Victorian Literature Questions
Bring on the tough stuff. There's not just one right answer.
- The Victorian era technically begins with Queen Victoria taking the throne, and it abruptly ends when she dies. But does it make sense to define a literary period by the person on the throne?
- Some critics divide up the Romantic period by generation: the "first generation Romantics" (Wordsworth and Coleridge) vs. the "second generation Romantics" (Keats and Shelley). Are Victorians just third-generation Romantics? Or is their lit doing something so different that they need their own category?
- Victorians loved their Romantic poetry. If they were so interested in the previous generation's poetry, does it still make sense to separate the two groups?
- Romantic poetry gets tons of attention, but Victorian poets also had some big inventions, like Robert Browning's dramatic monologue. If you had to sum it up, how is Victorian poetry different from Romantic poetry?

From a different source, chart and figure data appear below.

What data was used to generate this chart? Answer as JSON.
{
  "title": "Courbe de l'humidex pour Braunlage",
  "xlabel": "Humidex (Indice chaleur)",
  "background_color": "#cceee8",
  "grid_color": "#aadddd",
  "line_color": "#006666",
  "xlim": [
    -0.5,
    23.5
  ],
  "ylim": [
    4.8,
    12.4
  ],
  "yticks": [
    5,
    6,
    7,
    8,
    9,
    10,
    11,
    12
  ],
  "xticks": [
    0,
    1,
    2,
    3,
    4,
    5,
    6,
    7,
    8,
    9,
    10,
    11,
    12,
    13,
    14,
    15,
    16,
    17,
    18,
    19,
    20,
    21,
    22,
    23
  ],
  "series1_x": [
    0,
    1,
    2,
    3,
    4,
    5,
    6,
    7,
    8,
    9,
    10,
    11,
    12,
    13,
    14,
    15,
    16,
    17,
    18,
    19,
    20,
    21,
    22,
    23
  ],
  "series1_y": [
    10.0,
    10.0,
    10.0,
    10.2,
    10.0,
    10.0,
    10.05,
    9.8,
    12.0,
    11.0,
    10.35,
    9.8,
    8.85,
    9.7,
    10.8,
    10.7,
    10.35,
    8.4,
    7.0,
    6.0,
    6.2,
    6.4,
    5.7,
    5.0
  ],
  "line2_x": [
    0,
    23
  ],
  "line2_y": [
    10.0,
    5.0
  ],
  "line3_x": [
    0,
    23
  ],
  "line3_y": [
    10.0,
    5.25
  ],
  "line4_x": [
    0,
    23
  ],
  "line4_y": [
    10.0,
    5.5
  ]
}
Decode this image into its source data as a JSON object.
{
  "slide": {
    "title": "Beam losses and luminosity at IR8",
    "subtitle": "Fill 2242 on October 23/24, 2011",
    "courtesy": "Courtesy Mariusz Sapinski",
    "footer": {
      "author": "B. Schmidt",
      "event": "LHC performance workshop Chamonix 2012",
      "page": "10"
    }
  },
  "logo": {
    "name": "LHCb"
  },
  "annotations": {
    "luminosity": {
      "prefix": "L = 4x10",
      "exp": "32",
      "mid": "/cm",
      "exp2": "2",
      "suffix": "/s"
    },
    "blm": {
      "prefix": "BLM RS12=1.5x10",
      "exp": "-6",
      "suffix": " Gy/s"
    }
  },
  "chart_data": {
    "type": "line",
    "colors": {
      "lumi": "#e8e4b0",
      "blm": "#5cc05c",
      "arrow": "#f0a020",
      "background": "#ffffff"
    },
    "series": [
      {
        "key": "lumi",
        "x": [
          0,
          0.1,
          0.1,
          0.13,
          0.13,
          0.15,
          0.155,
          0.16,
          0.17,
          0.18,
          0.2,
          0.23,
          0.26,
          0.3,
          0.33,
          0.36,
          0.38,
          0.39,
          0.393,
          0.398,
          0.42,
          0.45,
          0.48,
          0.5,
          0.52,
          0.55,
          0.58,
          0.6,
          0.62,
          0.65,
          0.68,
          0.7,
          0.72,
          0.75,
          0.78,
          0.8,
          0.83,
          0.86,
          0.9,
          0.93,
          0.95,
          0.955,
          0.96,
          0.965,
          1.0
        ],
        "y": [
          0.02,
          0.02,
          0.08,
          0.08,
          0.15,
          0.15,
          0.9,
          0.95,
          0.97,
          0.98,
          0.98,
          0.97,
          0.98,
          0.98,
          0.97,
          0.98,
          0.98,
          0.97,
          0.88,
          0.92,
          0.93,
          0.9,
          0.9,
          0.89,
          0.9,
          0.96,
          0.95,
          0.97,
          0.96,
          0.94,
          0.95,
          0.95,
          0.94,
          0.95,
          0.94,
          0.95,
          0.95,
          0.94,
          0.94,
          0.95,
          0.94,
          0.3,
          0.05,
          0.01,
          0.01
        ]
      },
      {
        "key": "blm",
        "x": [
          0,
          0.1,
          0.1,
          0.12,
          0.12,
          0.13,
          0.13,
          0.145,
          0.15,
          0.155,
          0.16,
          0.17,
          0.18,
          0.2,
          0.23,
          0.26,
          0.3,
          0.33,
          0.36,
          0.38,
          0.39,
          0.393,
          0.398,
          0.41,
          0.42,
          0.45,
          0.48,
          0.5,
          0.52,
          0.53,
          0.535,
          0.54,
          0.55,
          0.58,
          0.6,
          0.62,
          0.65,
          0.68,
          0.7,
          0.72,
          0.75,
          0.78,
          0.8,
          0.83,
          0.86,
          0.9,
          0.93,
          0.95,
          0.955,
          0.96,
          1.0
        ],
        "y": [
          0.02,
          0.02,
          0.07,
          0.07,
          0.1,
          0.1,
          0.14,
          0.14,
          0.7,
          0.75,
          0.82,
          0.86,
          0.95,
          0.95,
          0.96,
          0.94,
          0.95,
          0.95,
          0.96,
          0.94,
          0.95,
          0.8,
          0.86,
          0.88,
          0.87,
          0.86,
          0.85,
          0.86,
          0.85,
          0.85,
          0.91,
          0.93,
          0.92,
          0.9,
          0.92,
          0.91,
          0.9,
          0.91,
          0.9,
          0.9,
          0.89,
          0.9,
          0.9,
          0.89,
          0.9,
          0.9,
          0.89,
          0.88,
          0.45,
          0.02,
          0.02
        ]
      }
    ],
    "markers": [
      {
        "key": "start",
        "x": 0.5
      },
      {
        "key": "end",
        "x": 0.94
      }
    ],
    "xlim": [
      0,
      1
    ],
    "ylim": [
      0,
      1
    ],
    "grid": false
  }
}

- If we were defining Victorian lit by its major works instead of by Queen Victoria's life, which texts would you choose? Which work would kick things off, and which would signal it was all over?
- If we picked up a Victorian novel that didn't have a back cover or a copyright date, would we still find some distinctive things that marked its age?
- Are there Victorian authors that just don't fit in with the concerns and styles of the period? Would you group them with a different time or set of authors?
- The 19th-century novel is all about fads—from the Newgate novel detailing the grimy details of criminal life in London to the suspense-ridden sensation novel (check out "Serialization" under Characteristics). Do we still have such clear trends in popular novels? And if so, what are they?